Canute Peterson (also Knud Peterson; May 13, 1824 – October 14, 1902) was a Mormon pioneer settler of Utah Territory and was a leader in LDS Church.

==Biography==
Peterson was born in Bergen, Norway. In Norway, he became a member of the Religious Society of Friends and emigrated to the United States in 1837. In 1842, while living in LaSalle County, Illinois, he became a member of the LDS Church. After joining the church, he became a missionary to Norwegians living in Wisconsin.

Peterson led a company of Mormon pioneers to the Salt Lake Valley in 1849. He was one of the founders of Lehi in Utah Territory.

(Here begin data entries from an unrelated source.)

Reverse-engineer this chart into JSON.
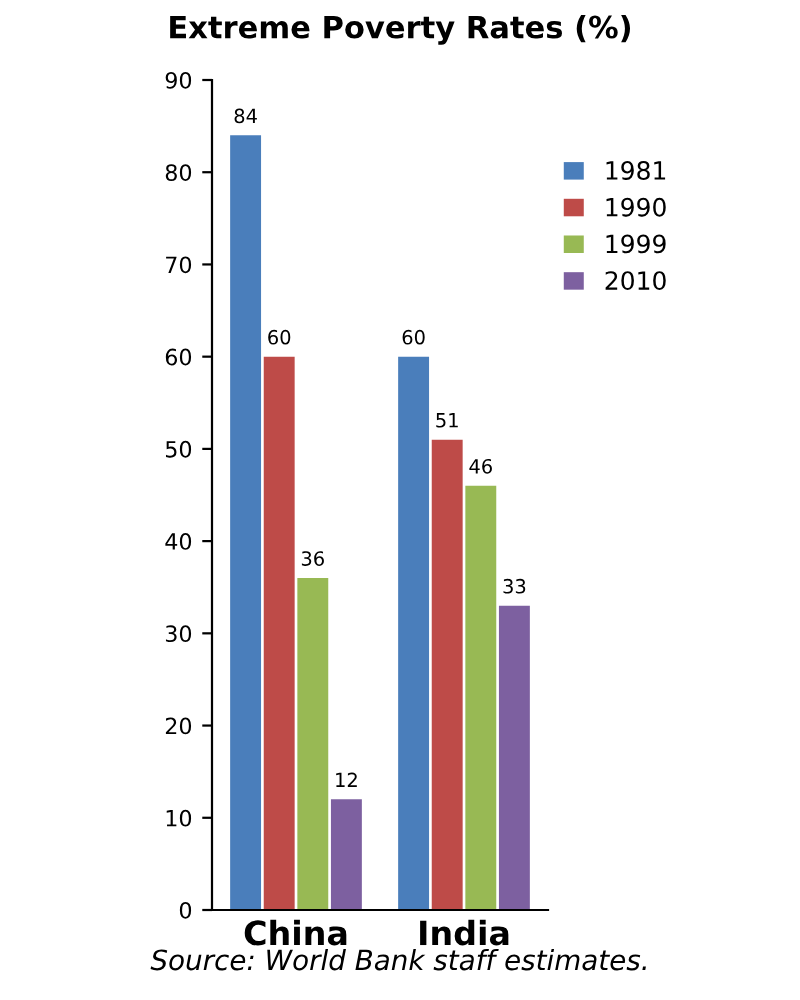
{
  "chart_data": {
    "type": "bar",
    "title": "Extreme Poverty Rates (%)",
    "categories": [
      "China",
      "India"
    ],
    "series": [
      {
        "name": "1981",
        "color": "#4a7ebb",
        "values": [
          84,
          60
        ]
      },
      {
        "name": "1990",
        "color": "#be4b48",
        "values": [
          60,
          51
        ]
      },
      {
        "name": "1999",
        "color": "#98b954",
        "values": [
          36,
          46
        ]
      },
      {
        "name": "2010",
        "color": "#7d60a0",
        "values": [
          12,
          33
        ]
      }
    ],
    "ylim": [
      0,
      90
    ],
    "yticks": [
      0,
      10,
      20,
      30,
      40,
      50,
      60,
      70,
      80,
      90
    ],
    "grid": false,
    "legend": "top right",
    "data_labels": true,
    "annotations": [
      "Source: World Bank staff estimates."
    ]
  }
}
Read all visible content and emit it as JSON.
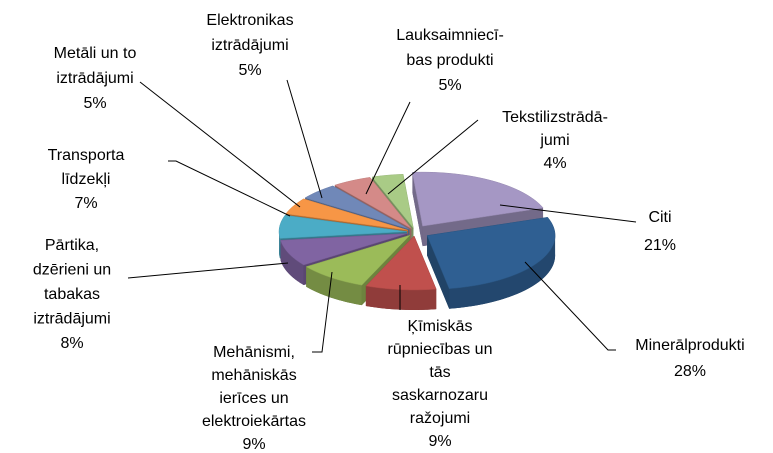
{
  "chart_data": {
    "type": "pie",
    "categories": [
      "Citi",
      "Minerālprodukti",
      "Ķīmiskās\nrūpniecības un\ntās\nsaskarnozaru\nražojumi",
      "Mehānismi,\nmehāniskās\nierīces un\nelektroiekārtas",
      "Pārtika,\ndzērieni un\ntabakas\niztrādājumi",
      "Transporta\nlīdzekļi",
      "Metāli un to\niztrādājumi",
      "Elektronikas\niztrādājumi",
      "Lauksaimniecī-\nbas produkti",
      "Tekstilizstrādā-\njumi"
    ],
    "values": [
      21,
      28,
      9,
      9,
      8,
      7,
      5,
      5,
      5,
      4
    ],
    "value_labels": [
      "21%",
      "28%",
      "9%",
      "9%",
      "8%",
      "7%",
      "5%",
      "5%",
      "5%",
      "4%"
    ],
    "colors": [
      "#a597c4",
      "#2f5f92",
      "#c0504d",
      "#9bbb59",
      "#8064a2",
      "#4bacc6",
      "#f79646",
      "#7088b8",
      "#d48a88",
      "#a9cb86"
    ]
  }
}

From 1853 to 1855, Peterson was a missionary in the Scandinavian Mission, where he preached in Norway and became the president of the Christiana Conference of the church.

In 1867, Peterson was asked to move to Ephraim, Utah to be a bishop of the church there. Peterson was instrumental in assisting the Latter-day Saints make peace with the Native Americans in Sanpete County.

On October 14, 1882, Peterson became a member of the Council of Fifty.

He died from rheumatic fever at his home in Ephraim on October 14, 1902.

When he died, Peterson was serving as the president of the Sanpete Stake, a position he held since 1877. He was also ordained to the office of patriarch.